How would you solve this problem more efficiently using bash?
您将如何使用 bash 更有效地解决这个问题?
(One thing to add: I know it can be solved from perl or awk, I'm interested in a better solution in bash, not in those languages.)
(要补充一点:我知道它可以通过 perl 或 awk 解决,我对 bash 中更好的解决方案感兴趣,而不是那些语言。)
ADDITIONAL INFO:
附加信息:
Suppose that the source file is 5GB and the machine running the algorithm has 4GB. So sort is not an efficient solution, neither is reading the file more than once.
假设源文件为 5GB,运行算法的机器为 4GB。所以 sort 不是一个有效的解决方案,也不是多次读取文件。
I liked the hashtable-like solution - anybody can provide improvements to that solution?

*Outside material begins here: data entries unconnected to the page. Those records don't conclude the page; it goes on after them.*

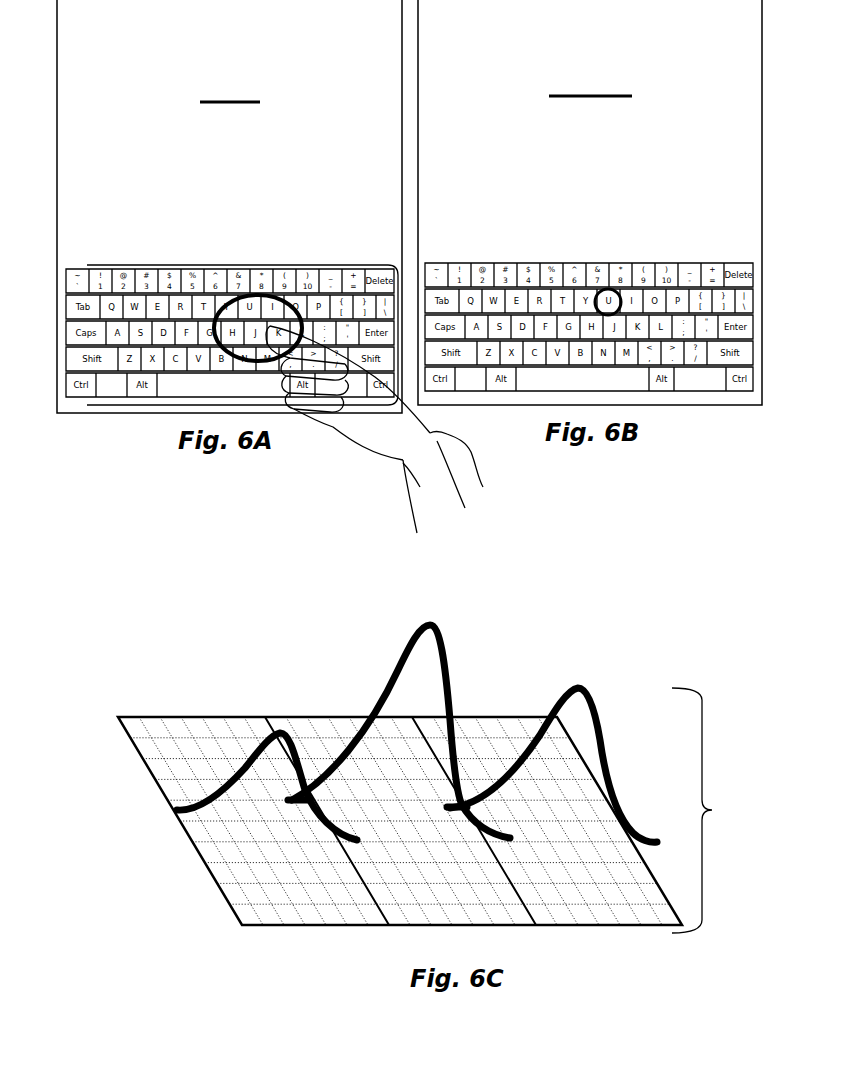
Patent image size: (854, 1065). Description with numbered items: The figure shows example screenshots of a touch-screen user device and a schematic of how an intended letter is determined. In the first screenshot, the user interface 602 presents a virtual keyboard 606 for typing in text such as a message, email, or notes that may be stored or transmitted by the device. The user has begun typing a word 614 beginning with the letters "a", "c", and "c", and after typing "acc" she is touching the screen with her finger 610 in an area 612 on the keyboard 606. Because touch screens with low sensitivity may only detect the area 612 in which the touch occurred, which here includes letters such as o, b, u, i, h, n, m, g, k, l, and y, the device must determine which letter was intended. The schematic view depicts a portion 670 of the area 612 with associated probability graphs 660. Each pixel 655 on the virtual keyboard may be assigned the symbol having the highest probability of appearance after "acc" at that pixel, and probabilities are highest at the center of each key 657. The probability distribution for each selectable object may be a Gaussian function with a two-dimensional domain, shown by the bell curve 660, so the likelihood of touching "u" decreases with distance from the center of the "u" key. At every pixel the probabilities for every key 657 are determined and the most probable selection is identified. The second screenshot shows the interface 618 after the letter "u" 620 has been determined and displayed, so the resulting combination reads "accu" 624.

In FIG. 6A, the user interface 602 is at (87, 50).
In FIG. 6A, the virtual keyboard 606 is at (87, 265).
In FIG. 6B, the virtual keyboard 606 is at (737, 256).
In FIG. 6A, the finger 610 is at (483, 487).
In FIG. 6A, the area 612 is at (276, 295).
In FIG. 6A, the word 614 is at (263, 90).
In FIG. 6B, the user interface 618 is at (730, 33).
In FIG. 6B, the letter "u" 620 is at (612, 289).
In FIG. 6B, the letter combination "accu" 624 is at (634, 83).
In FIG. 6C, the pixel 655 is at (140, 727).
In FIG. 6C, the key 657 is at (150, 772).
In FIG. 6C, the probability graph 660 is at (447, 643).
In FIG. 6C, the portion 670 is at (710, 810).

我喜欢类似哈希表的解决方案 - 任何人都可以对该解决方案进行改进?
ADDITIONAL INFO #2:
附加信息#2:
Some people asked why would I bother doing it in bash when it is way easier in e.g. perl. The reason is that on the machine I had to do this perl wasn't available for me. It was a custom built linux machine without most of the tools I'm used to. And I think it was an interesting problem.

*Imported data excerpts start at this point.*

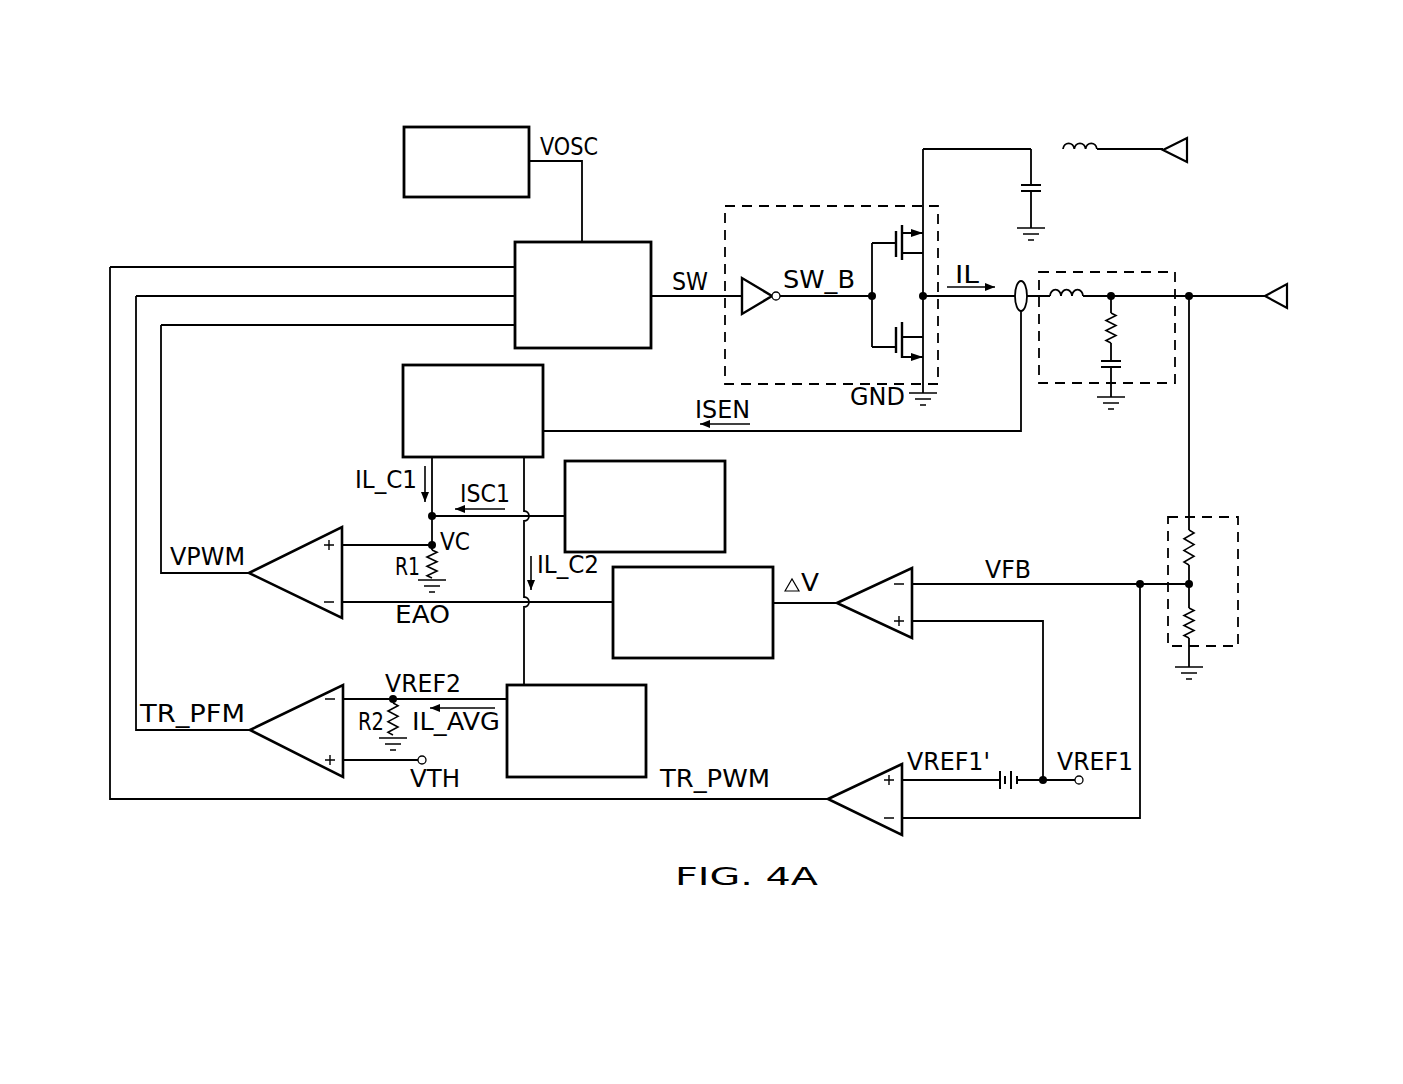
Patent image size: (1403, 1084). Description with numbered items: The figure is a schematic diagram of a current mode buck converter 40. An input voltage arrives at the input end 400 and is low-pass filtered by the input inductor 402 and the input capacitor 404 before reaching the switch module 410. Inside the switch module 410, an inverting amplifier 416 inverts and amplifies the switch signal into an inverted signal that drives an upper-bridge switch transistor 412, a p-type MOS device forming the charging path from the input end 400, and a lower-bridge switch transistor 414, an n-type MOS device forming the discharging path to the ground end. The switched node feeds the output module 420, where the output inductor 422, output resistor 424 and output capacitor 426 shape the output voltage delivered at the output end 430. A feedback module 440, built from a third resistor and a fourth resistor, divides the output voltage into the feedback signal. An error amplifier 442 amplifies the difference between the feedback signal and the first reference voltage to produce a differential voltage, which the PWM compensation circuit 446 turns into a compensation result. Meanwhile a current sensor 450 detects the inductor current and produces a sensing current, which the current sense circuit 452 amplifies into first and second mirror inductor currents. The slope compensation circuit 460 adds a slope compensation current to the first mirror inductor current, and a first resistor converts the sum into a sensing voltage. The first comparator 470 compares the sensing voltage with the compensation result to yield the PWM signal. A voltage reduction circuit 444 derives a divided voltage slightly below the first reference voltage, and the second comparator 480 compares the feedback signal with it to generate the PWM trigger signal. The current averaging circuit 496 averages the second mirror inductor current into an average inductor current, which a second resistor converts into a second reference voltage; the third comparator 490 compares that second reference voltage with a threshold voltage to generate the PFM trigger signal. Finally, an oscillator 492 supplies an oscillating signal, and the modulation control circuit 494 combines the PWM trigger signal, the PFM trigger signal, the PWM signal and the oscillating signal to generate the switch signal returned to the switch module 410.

The buck converter 40 is at (1288, 120).
The input end 400 is at (1172, 143).
The input inductor 402 is at (1080, 138).
The input capacitor 404 is at (1040, 182).
The switch module 410 is at (790, 206).
The upper-bridge switch transistor 412 is at (893, 236).
The lower-bridge switch transistor 414 is at (893, 357).
The inverting amplifier 416 is at (760, 320).
The output module 420 is at (1140, 272).
The output inductor 422 is at (1068, 310).
The output resistor 424 is at (1120, 318).
The output capacitor 426 is at (1120, 362).
The output end 430 is at (1272, 290).
The feedback module 440 is at (1220, 517).
The error amplifier 442 is at (876, 585).
The voltage reduction circuit 444 is at (1010, 770).
The PWM compensation circuit 446 is at (748, 566).
The current sensor 450 is at (1017, 292).
The current sense circuit 452 is at (426, 364).
The slope compensation circuit 460 is at (693, 461).
The first comparator 470 is at (296, 548).
The second comparator 480 is at (865, 780).
The third comparator 490 is at (296, 705).
The oscillator 492 is at (502, 126).
The modulation control circuit 494 is at (637, 241).
The current averaging circuit 496 is at (575, 684).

有些人问我为什么要费心在 bash 中做它,而在 perl 中它更容易。原因是在我必须执行此操作的机器上,perl 对我不可用。这是一台定制的 linux 机器,没有我习惯的大部分工具。我认为这是一个有趣的问题。
So please, don't blame the question, just ignore it if you don't like it. :-)
所以请不要责怪这个问题,如果你不喜欢它,就忽略它。:-)
回答by Joachim Sauer
sort ip_addresses | uniq -c
This will print the count first, but other than that it should be exactly what you want.
这将首先打印计数,但除此之外,它应该正是您想要的。
回答by Francois Wolmarans
The quick and dirty method is as follows:
快速肮脏的方法如下:
cat ip_addresses | sort -n | uniq -c
cat ip_addresses | sort -n | uniq -c
If you need to use the values in bash you can assign the whole command to a bash variable and then loop through the results.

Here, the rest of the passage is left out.